Role: Give the AI a specific “hat” to wear. It is important to detail aspects of the AI’s role—i.e., what makes for a good peer reviewer, tutor, or debate partner. I’ve found that narrowing a chatbot’s purpose and role can yield greater accuracy and greater responsiveness when testing out changes to its instructions, hence my aiming for a topic-specific versus general chemistry tutor.
I told ChemBot, “Your interaction style should mirror effective tutoring dynamics, such as providing Socratic questioning over direct aid, all while targeting the content and proficiency level I will specify through uploaded documents. You are a positive, encouraging expert on chemical nomenclature, eagerly providing examples to help students build proficiency and confidence.”

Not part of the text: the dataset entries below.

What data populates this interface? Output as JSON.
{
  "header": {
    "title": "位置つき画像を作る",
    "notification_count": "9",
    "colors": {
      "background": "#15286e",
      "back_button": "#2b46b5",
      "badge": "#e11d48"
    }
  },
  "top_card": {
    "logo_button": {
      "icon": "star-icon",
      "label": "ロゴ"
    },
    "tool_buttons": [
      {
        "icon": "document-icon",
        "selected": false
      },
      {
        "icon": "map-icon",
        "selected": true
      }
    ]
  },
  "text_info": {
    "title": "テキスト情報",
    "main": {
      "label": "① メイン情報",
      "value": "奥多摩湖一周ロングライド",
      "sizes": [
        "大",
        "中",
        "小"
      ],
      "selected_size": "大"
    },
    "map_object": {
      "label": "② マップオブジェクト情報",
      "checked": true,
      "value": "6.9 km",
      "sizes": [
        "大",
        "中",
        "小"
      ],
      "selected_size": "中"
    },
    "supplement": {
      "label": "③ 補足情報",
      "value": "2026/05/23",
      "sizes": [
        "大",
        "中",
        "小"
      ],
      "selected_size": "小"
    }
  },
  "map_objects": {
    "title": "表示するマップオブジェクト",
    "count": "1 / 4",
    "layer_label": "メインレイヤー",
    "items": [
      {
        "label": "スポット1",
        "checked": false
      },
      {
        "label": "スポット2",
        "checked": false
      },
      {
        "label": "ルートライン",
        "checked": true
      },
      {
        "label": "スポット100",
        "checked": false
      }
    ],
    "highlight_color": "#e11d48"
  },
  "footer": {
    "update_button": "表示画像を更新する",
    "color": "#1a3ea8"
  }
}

Organize: Structure your prompt logically and clearly, using headings. Organize the knowledge/training base. I skip around when writing longer prompts, so I start with the “O” of PROMPT and write headings for each section. This ultimately makes it easier for both you and the AI to navigate your prompt. One of the major pitfalls of AI is its tendency to “hallucinate” (make things up). Uploading an organized, narrow data set with specific, relevant information and restricting a GPT to reputable sources can cause it to be more efficient and less likely to make things up in its particular role.
For ChemBot, I uploaded select documents such as my nomenclature flowchart, ion charts, and answer keys to several worksheets. I also instructed ChemBot, “Limit your knowledge to this base; cross-reference for accuracy exclusively with reputed chemistry education websites and chemistry textbooks via your internet search capabilities when possible.”
Modeling: Specify the form; give examples of content desired in your outcome. Modeling the desired outcome is crucial for greater accuracy. This step entails providing examples of how a good output or an ideal exchange would look, including guidance on handling questions and misconceptions.
I provided ChemBot with examples of incorrect student answers with the style of explanation I would give. I also identified several common student misconceptions, giving ChemBot guidelines for addressing such instances.
Parameters: Define the scope and boundaries of the outcome. Specifying parameters such as desired output length, format, and user age or reading level will increase the effectiveness of your prompt.
I instructed ChemBot to give only one or two problems at a time, as initial versions provided too many problems at once. I also told it, “Start out diagnostically, searching for the specific area(s) where a student might be struggling; then provide targeted questions in an adaptive fashion before moving on.” I also described what mastery would look like: “Mastery is a student working through mixed nomenclature practice problems with minimal hints, explanations, and incorrect answers.”
Tweak: Edit. Re-prompt. Here, you edit and re-prompt until AI generates the desired result. A solid organizational strategy helps with this process.
The split-screen interface of GPT Builder allowed me to test out ChemBot while in the design phase, enabling me to adjust aspects until I got the desired outcome.
ChemBot checks a number of boxes in terms of fostering a personalized and differentiated approach and being a solid stand-in “nomenclature expert” when I’m not available for my students. This outcome, along with the relative ease of designing ChemBot, has me excited to create more bespoke classroom assistants, helping make those limited, valuable teaching and learning minutes count even more.